(I wrote this post on March 5, 2024. I will have more to say about the future of AI later on in this post.)
AI is all the rage these days. People use what they call “generative” AI for all kinds of things: fact-based research, generate alternative ideas, and to correct the work they created.
However, what we now call “generative AI” is not generative for new ideas. Instead, these tools generate text (or code) based on many patterns these models scooped up from other people’s writing (or code). That allows these models to become excellent predictors for what other people already generated. That’s not creating good decisions for you.
However, there is work that AI excels at—almost anything that does not require insights. For example, copywriting. Copywriting is writing to entice people to buy a product or service. In addition, the grammar checking tools can check my writing against known “good” grammar and composition.
Both of those make those tasks easier. I do check with Grammarly for much of my writing. However, I rarely take all of its suggestions. I often take the copywriting suggestions because copywriting is about attracting readers to specific actions. Copywriting is quite predictable.
However, copywriting is not the same as helping my readers understand my insights that might—or might not—work for them. If I write “wrong” and take all of Grammarly’s suggestions, my writing will sound boring. Worse, if I make a mistake in my writing, Grammarly will try to fix it based on the composition, not the meaning.
At this time, Grammarly and most of the other AI tools have no content insights. That means I do not trust most AI tools as a way to correct my writing. However, there are areas where I do trust AI.
Where I Trust AI
See the image of my trust continuum at the top of this post. (See How Often Can You Make New Good Friends You Trust? for the origin of that continuum.)
I trust Grammarly’s AI as an acquaintance, or maybe a colleague. But, I do not trust Grammarly as a friend or good friend. (I trust very few of the AI “companions” that every vendor seems to want to impose on me.)
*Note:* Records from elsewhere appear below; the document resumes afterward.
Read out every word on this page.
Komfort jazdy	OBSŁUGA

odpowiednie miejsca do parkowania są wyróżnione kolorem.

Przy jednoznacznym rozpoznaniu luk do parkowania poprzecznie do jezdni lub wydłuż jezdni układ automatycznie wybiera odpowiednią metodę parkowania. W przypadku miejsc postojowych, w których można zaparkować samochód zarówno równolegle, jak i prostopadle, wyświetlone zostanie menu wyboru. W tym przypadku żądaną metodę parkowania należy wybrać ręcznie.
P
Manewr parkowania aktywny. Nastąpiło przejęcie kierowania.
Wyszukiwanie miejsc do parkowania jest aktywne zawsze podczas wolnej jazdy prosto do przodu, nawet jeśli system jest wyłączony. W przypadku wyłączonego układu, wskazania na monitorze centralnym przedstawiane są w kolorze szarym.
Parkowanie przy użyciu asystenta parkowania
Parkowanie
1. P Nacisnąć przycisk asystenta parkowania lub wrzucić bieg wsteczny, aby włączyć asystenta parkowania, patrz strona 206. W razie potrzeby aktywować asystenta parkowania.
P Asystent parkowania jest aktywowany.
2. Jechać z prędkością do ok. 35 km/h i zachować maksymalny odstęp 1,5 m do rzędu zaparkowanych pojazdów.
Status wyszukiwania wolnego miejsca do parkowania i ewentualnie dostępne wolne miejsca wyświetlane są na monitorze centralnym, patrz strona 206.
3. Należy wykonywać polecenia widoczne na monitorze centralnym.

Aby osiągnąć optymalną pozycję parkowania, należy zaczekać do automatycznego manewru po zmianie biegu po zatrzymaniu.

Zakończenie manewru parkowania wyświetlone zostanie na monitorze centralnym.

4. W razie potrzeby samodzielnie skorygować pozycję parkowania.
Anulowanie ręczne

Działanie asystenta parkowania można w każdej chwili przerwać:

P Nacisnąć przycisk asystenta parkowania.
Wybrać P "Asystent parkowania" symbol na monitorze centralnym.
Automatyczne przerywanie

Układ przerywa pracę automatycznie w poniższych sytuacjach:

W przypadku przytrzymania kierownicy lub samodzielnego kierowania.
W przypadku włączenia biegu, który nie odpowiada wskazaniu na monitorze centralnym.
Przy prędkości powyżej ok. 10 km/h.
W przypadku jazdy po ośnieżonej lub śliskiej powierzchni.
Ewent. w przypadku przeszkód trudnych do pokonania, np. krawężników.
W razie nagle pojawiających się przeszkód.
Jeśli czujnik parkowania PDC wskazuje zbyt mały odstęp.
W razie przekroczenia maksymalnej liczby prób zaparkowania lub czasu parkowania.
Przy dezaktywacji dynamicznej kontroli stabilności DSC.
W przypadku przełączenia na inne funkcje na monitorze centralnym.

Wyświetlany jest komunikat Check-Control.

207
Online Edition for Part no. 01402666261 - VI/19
That makes me an AI skeptic. Remember, most of the supposedly AI products are LLMs, Large Language Models. They generate statistically predictable words or code. Not insights or new ideas.
That means they recycle ideas—they do not create new ideas. Here are specific reasons for why I do not trust these LLMs:
- Friends (assuming they are sober) don’t create hallucinations or lies. Too many LLMs still do.
- Humans make innovative connections between ideas. LLMs do not. (They recycle, and therefore, regress to the mean for ideas.)
- Even worse, I rarely trust even my good friends to make good decisions on my behalf. Why would I trust the LLMs?
Here’s a relevant example: Grammarly did not like that sentence in the first paragraph. It wanted to correct it to something that does not reflect what I mean. Here’s the screenshot of the correction:
I don’t like Grammarly’s proposed alternative because it assumes AI can do those things because of the verb choice: “generating” and “correcting.” That’s not my current experience with these tools.
However, I have also not spent nearly enough time exploring these tools to make the best possible judgments. That’s because the AI of today is low-trust. I’m waiting for the AI of the future where I can use AI as a trusted colleague.
Future AI Must Create Trust
I don’t want a lot of AI interrupting my thinking. Instead, I want to know I can depend on AI to understand my content—even when I write it wrong. That’s because high-trust friends ask you questions, such as, “Do you mean XYZ or ABC when you say that?”
I want AI to fix my spreadsheets when I break them with relative references that change year over year. And while we’re on that topic, I want AI to fix my royalty spreadsheets. (Amazon reports payments in the buyer’s currency. However, they pay two months later in dollars, and that’s when they tell me the currency conversion rate. AI would work really well for this kind of a problem.) Spreadsheets. I love them.
Right now, as of March 5, 2024, AI is not yet trustworthy because it does not yet understand the context of my problem. Often, that’s one step away from AI not understanding what I tried to say—the content.
I want to use AI to be an agent for me. And to help me with research and to explain what it does not understand about my content. I do not want AI to blindly recommend changes because it does not understand what I meant to say. That day will come, but it’s not here yet. I’m looking forward to it and I will adapt then.
That’s the question this week: How much do you trust AI to make good decisions for you?